Threshold ≈ –70 mV (ventricular muscle)
What happens at threshold?
- Voltage-gated sodium channels open abruptly (in ventricular/atrial muscle).
- A rapid inward Na⁺ current begins → depolarization accelerates dramatically.
4) Depolarization – Phase 0 (Na⁺ Influx in Myocardial Muscle)
Once threshold is reached, fast voltage-gated Na⁺ channels open and Na⁺ rushes into the cell. This causes the membrane potential to rapidly rise and the inside becomes positive.
This rapid upstroke is called Phase 0 in ventricular/atrial muscle.
If phase 0 is slowed (e.g., by sodium-channel blocker drugs or severe hyperkalemia), ventricular conduction slows and the QRS can widen.
5) Plateau Phase – Phase 2 (Ca²⁺ vs K⁺ Balance)
Cardiac muscle has a unique feature: after depolarization it enters a plateau phase. Instead of immediately repolarizing, the membrane stays near 0 mV for a short time.
Ionic basis
- Ca²⁺ enters through L-type calcium channels.
- K⁺ leaves through potassium channels.
- These opposing currents partially balance each other → voltage remains relatively stable.
6) Repolarization – Phase 3 (K⁺ Efflux)
Repolarization begins when Ca²⁺ channels close and K⁺ efflux dominates. As K⁺ leaves the cell, the inside becomes negative again, returning toward the resting membrane potential.
Repolarization abnormalities often show up as T-wave changes (peaked, inverted, flattened), and can be triggered by ischemia or electrolyte disturbances (especially potassium changes).
7) Action Potential – The Complete Electrical Event
An action potential is the full electrical cycle of a cardiac cell: depolarization → plateau → repolarization, returning to the resting state.
8) Cell-to-Cell Conduction (Gap Junctions)
Cardiac muscle cells are electrically connected by gap junctions, allowing ions to pass directly from one cell to the next. This enables the heart to behave as a functional syncytium (many cells acting as one electrical unit).
9) MOST IMPORTANT EXAM RULE 🔥 (Muscle vs Nodes)
Not all cardiac tissues depolarize using the same dominant ion. This distinction is critical for understanding nodal rhythms and drug effects.
| Tissue | Main Depolarizing Ion | What it means (quick logic) |
|---|---|---|
| Atrial & Ventricular Muscle | Na⁺ | Fast upstroke (Phase 0) via fast Na⁺ channels |
| SA Node & AV Node | Ca²⁺ | Slower upstroke via Ca²⁺ channels → slower conduction |
🔁 Chapter Summary (One-shot Recall)
- ECG records electrical activity, not mechanical contraction.
- Ventricular cells rest at about –90 mV (polarized).

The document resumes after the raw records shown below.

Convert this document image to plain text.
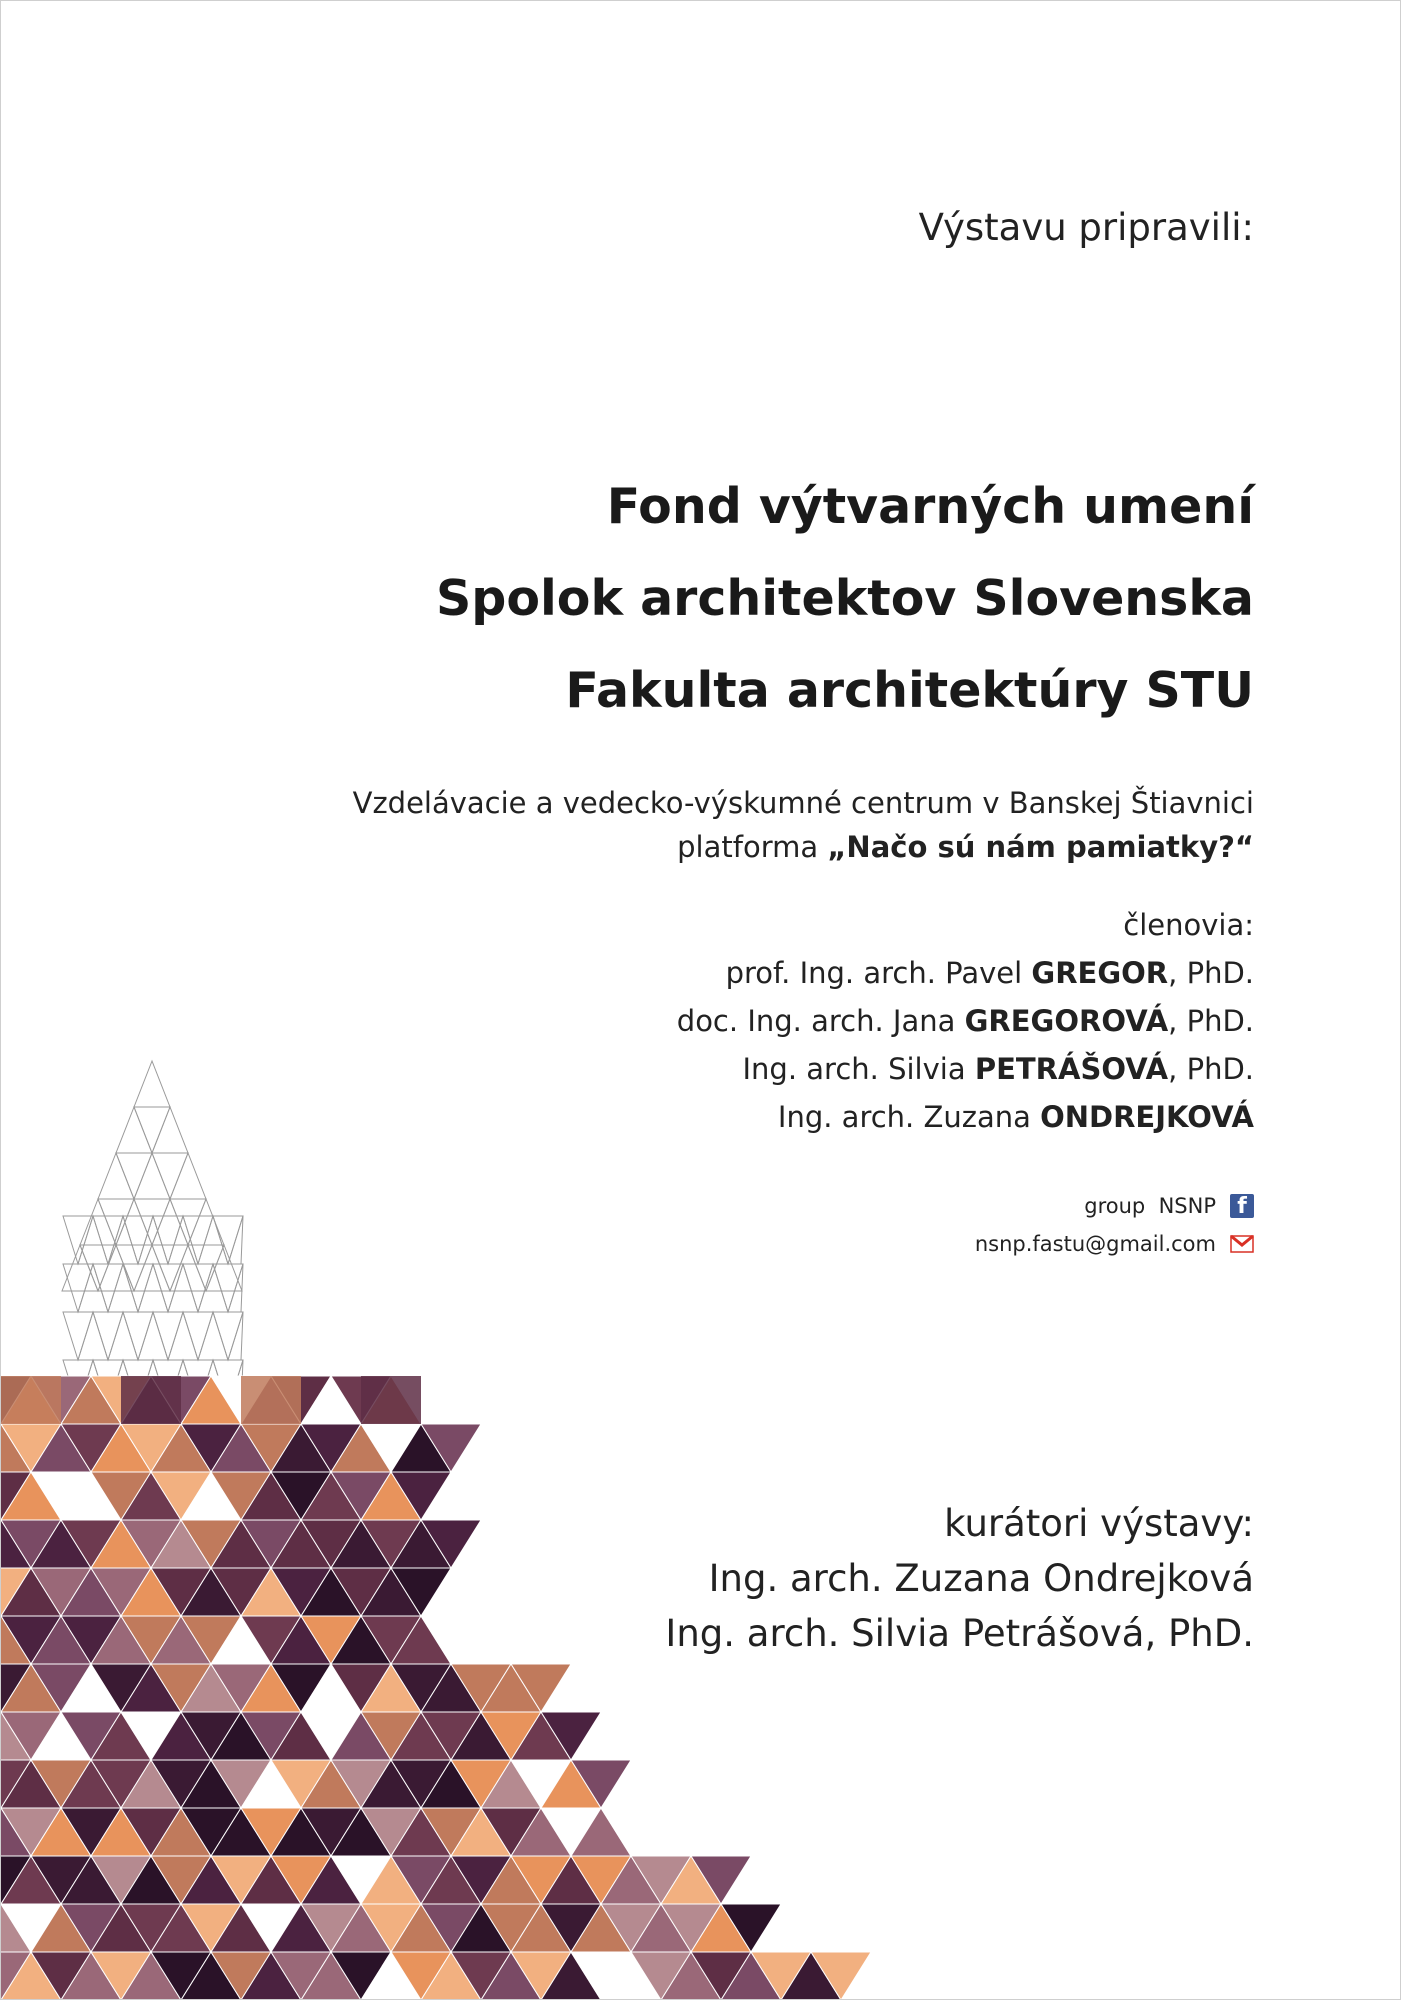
Výstavu pripravili:
Fond výtvarných umení
Spolok architektov Slovenska
Fakulta architektúry STU
Vzdelávacie a vedecko-výskumné centrum v Banskej Štiavnici
platforma „Načo sú nám pamiatky?“
členovia:
prof. Ing. arch. Pavel GREGOR, PhD.
doc. Ing. arch. Jana GREGOROVÁ, PhD.
Ing. arch. Silvia PETRÁŠOVÁ, PhD.
Ing. arch. Zuzana ONDREJKOVÁ
group  NSNP f
nsnp.fastu@gmail.com
kurátori výstavy:
Ing. arch. Zuzana Ondrejková
Ing. arch. Silvia Petrášová, PhD.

- Stimulus brings the cell to threshold (~–70 mV), triggering an action potential.
- Phase 0 in muscle = rapid Na⁺ influx (depolarization).
- Phase 2 plateau = Ca²⁺ influx balanced by K⁺ efflux (cardiac uniqueness).
- Phase 3 = K⁺ efflux (repolarization).
- Signals spread via gap junctions across myocardium.
- Exam rule: Muscle depolarization = Na⁺, Nodes depolarization = Ca²⁺.